Root finding using the Bisection Method - exact solutions

As a final blog on this program, I want to cover the situation where an exact solution of f(x)=0 is found by the bisection method, i.e. where the program finds α where f(α)=0 and not just an approximation to α.

Consider the quadratic equation 160x²-428x-645=0. This equation has a root around x=-1 because f(-1.1)=19.4 and f(-0.9)=-130.2 (where f(x)=160x²-428x-645), so f changes sign between -1.1 and -0.9. If we now edit the program to have 160C²-428C-645 instead of C-COS(C) in the "subroutine" then on running the program with A being -1.1, B being -0.9 and D set to 1x10^-5 we obtain the root -1.075 in 3 bisections. This is the exact value for the root because the quadractic equation can be factorised to (x-3.75)(x+1.075)=0, so the roots are x=-1.075 and x=3.75.

This shows that the program can cope with the situation where it finds the root exactly. Of course, this doesn't always happen even if an exact value could be found. For example, rerunning the program with A set to -1.5, B set to -0.5 and D as before, we obtain C as -1.075004578 in 17 iterations.

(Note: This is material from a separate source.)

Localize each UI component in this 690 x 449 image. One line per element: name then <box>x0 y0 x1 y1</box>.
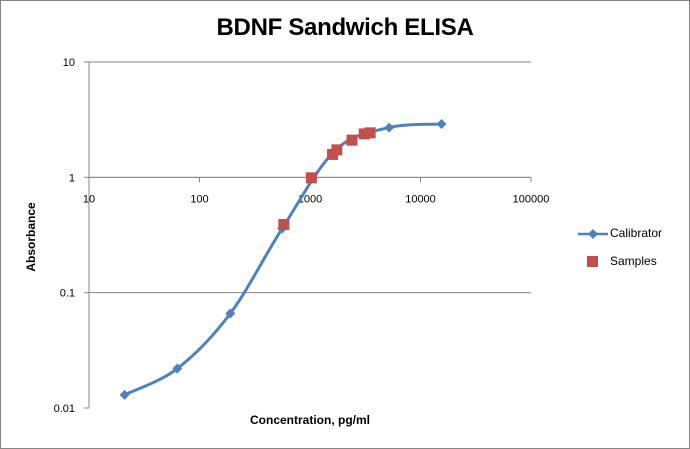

Root finding using the Bisection Method - execution of the program

In a previous post I provided a program for finding the root of a function f(x) using the bisection method. To show how this works, consider the problem of calculating where the lines y=x and y=cos x intersect on a graph of y against x (see the above plot from Wolfram Alpha). There is a single point of intersection somewhere between x=0 and x=π/2 and to find it we need to obtain the solution of x=cos x, i.e. x-cos x=0. This trigonometric equation has no obvious solutions and so we can use the bisection method to find a numerical solution (where f(x)=x-cos x).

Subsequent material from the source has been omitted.